BFM Business

Banques européennes: les tests de résistance rassurent peu la Bourse

Les banques européennes souffraient en Bourse ce lundi après l'annonce vendredi des résultats de stress tests qui, sans être catastrophiques, ne lèvent pas tous les doutes. Les établissements français s'en sortent néanmoins bien.

Les marchés sont sceptiques. Ce lundi 1er août, l'indice Eurostoxx 600 des banques européennes se repliait de 1,6% vers 15h00. Une baisse qui montre que les investisseurs n'ont pas été complètement rassurés par les résultats des "stress tests" menés sur les banques européennes et publiés vendredi dernier par l'autorité bancaire européenne (EBA).

Ces tests de résistance, véritable séances de torture pour les établissements, consistent à simuler des conditions extrêmes pour les banques et voir ensuite si leur niveau de capital rapporté aux risques est suffisant. Différents scénarios sur la période 2016-2018, plus ou moins violents, ont ainsi été appliqués à 51 banques du Vieux Continent.

Les banques françaises dans le haut du panier

Le bilan dans l'ensemble n'est pas catastrophique. "La majorité des banques européennes ont des niveaux de capital robustes dans le scénario adverse (le moins favorable, ndlr)", estime ainsi Katharina Barten, vice-présidente chez Moody's.

Une grande partie des banques européennes ont donc passé sans encombre ces séances de "torture". Et les banques tricolores se situent plutôt dans le haut du pavé. "Les six banques testées, qui représentent 90% des actifs bancaires en France, font preuve de résilience dans le scénario adverse", poursuit Katharina Barten. Aucune d'entre elles n'a ainsi vu son ratio de capital passer sous le niveau minimum de 4,5%. "La solidité des banques françaises et la pertinence de leur modèle de banque universelle sont une nouvelle fois confirmées", s'est ainsi félicité la Fédération bancaire française dans un communiqué.

Quelques mauvaises performances

Néanmoins si l'image globale est plutôt bonne, les investisseurs semblent se focaliser sur les détails.
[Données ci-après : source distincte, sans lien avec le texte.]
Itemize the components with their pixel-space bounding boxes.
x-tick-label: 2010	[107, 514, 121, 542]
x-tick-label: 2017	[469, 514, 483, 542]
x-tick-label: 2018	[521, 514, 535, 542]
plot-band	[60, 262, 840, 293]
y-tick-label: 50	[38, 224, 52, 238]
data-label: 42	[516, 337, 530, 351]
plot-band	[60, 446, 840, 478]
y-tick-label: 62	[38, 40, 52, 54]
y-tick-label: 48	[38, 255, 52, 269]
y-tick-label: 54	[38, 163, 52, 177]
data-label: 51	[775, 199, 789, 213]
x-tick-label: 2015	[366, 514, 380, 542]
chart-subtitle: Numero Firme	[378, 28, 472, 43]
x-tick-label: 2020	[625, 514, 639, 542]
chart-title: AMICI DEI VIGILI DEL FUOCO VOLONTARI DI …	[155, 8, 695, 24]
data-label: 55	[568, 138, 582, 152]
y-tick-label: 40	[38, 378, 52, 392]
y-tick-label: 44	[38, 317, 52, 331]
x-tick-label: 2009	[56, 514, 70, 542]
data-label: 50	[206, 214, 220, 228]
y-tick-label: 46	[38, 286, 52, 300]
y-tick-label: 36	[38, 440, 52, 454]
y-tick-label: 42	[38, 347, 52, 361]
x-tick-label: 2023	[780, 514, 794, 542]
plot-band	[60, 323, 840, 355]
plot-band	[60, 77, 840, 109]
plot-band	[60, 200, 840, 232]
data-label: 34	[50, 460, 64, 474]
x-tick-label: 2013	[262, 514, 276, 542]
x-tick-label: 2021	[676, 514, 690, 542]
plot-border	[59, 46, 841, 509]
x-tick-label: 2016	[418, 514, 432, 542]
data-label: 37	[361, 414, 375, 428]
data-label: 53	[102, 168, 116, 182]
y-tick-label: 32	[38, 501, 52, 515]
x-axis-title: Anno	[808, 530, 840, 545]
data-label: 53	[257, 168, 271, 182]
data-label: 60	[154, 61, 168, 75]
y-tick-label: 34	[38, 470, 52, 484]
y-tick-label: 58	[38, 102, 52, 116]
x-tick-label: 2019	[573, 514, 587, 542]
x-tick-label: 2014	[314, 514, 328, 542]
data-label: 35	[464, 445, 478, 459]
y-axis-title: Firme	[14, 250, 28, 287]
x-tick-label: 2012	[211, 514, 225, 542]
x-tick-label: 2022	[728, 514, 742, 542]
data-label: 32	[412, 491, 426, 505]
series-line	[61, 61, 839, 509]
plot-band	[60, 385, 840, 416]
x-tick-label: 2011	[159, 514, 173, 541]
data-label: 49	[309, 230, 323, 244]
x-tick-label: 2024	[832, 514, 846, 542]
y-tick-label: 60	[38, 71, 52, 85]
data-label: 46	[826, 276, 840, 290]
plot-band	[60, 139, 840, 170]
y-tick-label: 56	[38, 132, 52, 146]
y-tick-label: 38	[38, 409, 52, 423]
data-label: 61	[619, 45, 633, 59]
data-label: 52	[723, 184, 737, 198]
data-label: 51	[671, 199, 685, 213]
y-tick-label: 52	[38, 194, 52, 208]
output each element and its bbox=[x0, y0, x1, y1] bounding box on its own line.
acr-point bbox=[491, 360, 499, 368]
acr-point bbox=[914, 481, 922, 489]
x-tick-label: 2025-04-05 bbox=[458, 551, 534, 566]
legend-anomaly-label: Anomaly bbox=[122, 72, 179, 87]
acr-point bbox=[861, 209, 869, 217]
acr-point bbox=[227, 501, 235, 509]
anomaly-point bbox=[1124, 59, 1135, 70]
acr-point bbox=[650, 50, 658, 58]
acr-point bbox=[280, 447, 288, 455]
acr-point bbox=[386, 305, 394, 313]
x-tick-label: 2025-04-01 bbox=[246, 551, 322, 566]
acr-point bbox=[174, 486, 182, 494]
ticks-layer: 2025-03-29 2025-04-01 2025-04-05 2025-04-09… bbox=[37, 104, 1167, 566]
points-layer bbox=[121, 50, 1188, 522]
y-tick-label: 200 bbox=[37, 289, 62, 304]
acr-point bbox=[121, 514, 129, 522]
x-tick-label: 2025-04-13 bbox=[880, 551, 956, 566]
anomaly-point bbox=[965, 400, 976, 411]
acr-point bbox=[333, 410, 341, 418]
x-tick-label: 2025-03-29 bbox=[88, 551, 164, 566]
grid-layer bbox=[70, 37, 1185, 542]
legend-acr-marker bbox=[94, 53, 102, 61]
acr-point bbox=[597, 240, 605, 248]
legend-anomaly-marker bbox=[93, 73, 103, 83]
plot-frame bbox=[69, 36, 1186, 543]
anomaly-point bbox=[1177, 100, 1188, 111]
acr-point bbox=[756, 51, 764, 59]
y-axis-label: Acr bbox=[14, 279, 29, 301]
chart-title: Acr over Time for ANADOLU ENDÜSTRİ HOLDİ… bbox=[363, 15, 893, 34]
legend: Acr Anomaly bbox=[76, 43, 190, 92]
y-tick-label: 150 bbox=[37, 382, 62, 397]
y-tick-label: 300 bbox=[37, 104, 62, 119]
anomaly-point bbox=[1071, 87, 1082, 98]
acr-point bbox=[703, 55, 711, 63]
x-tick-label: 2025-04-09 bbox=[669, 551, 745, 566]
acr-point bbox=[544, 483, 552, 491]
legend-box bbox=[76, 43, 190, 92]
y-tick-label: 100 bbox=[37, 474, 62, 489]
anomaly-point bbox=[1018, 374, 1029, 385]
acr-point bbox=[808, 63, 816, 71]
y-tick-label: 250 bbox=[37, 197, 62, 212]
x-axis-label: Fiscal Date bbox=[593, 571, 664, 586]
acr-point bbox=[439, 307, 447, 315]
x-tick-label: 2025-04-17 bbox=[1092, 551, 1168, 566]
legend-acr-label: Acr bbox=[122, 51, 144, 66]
Ainsi, Société générale perdait plus de 4% en Bourse ce lundi. La banque tricolore affichait un ratio de capital de 7,5% dans le scénario le plus dur, le 9e chiffre le plus faible parmi les 51 banques.

Par ailleurs 14 banques sur 51 testées subiraient un "impact fort" avec ce scénario (leur ratio de capital chuterait de plus de 5%), note Katharina Barten. Parmi elles figurent des poids lourds comme les allemandes Deutsche Bank, Commerzbank ou encore la britannique Royal Bank of Scotland. Et que dire de l'italienne Monte Paschi di Siena, plus vieille banque au monde et éternelle source d'inquiétude du gouvernement italien, qui verrait même ses fonds propres devenir négatifs (-2,23%)? Cette contre-performance l'a notamment contraint à annoncer une augmentation de capital allant jusqu'à 5 milliards d'euros.

"Le problème avec ces stress tests est qu'ils sont trop doux, ne tablant que sur une récession douce ou modérée. Ce qui signifie que les résultats ne révèlent finalement pas grand-chose, et que ce n'est pas une surprise que la majorité des banques aient réussi ces tests", conclut Peter Garnry, analyste chez Saxo Banque cité par Bloomberg.